Why the HELL is Dany going to give away one of her dragons to buy the Unsullied. NO NO NO NO NO NO NO NO NO NO NO NO NO NO NO NO NO NO NO NO NO NO NO NO NO NO NO NO NO NO NO NO NO NO NO NO NO NO NO NO NO NO NO NO NO NO NO NO NO NO NO NO NO NO NO NO NO NO NO NO NO NO NO NO NO NO NO NO NO NO NO NO NO NO NO NO NO NO NO NO NO NO NO NO NO NO NO NO.


This better be a giant ruse where the dragon she "sells" will kill Astapor Watto in a fiery blaze and return to her in mere minutes. The lady slave she purchased reminds her that "valar morghulis" (all men must die), but the khaleesi responds with "we are not men." THIS DRAGON BETTER KILL ALL MEN, THEN.
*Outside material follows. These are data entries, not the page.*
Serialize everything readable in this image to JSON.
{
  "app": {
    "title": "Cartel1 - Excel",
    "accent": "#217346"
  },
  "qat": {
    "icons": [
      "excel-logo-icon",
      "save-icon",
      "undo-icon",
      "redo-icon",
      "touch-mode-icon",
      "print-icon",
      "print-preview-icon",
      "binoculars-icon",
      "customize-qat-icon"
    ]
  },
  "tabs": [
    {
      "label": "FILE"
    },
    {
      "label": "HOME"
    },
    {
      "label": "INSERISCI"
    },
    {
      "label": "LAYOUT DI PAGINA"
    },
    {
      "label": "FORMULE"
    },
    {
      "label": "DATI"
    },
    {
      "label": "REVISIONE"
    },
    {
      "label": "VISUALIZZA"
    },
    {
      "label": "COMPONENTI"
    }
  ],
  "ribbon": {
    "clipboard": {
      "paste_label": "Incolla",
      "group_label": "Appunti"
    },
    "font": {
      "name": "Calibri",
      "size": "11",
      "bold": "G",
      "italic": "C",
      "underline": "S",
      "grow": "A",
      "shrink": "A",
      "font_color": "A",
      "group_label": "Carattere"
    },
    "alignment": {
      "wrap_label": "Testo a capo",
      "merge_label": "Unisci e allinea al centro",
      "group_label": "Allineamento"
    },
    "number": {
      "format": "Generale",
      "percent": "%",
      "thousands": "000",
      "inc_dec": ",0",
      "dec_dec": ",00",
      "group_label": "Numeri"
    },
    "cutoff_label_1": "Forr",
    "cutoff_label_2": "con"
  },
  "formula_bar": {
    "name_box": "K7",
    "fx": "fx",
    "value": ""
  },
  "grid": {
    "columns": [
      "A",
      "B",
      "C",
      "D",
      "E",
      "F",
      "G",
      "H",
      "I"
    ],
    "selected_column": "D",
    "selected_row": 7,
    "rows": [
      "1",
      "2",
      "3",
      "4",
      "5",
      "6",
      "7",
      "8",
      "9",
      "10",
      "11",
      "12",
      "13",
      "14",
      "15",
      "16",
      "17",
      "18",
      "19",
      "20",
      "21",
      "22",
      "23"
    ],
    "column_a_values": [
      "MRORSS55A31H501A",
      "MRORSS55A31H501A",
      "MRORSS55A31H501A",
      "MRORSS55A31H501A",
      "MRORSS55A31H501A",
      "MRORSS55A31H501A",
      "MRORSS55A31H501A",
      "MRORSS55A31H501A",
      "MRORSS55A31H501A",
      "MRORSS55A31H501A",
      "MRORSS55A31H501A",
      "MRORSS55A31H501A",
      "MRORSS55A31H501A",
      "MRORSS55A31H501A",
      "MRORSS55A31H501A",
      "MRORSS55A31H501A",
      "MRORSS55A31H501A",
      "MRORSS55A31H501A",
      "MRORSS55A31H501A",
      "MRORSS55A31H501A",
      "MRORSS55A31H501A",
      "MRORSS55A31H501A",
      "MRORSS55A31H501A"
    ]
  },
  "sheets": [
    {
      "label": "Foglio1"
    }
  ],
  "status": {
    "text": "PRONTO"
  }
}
BRIENNE AND JAIME: GOTCHO BACK
Brienne and Jaime are strapped back-to-back on a Bolton horse, arguing about their odds of escaping. Brienne's pretttty sure she could take them all, but Jaime begs her not to. They're arguing like oldyweds! The Boltons want to rape and kill Brienne since Jaime's the only one they need alive. Jaime talks them out of harming her, since her father has more sapphires than anyone else in the world (Tarth is famous for sapphires, after all), and his cooler head prevails. But only until they CUT OFF HIS SWORD HAND, instead. WHAT! If anyone can learn to fight just as well with his other hand, it's Jaime, but MAN!


"WALK OF PUNISHMENT"
This episode presented variations on the themes of competence (see: the flaming arrow scene, Theon's repeated inability to save himself) as well as absentee motherhood (see: Catelyn fearing she'll never see Bran and Rickon again, Dany using a dragon-child as currency). But what should we make of the "Walk of Punishment" episode title? Is Theon taking a walk of punishment for his crimes on Winterfell, or is he running away from punishment? Is Catelyn punishing herself too much for leaving the kids at home without enough protection? What sort of punishment will Daenerys rain on Watto once the deal is done? Because there's no way she's really selling that dragon. There's no FREAKING way.

Update: The Walk of Punishment is the name of that road Daenerys walks down where everyone's getting crucified on upper case Ts. Yipes.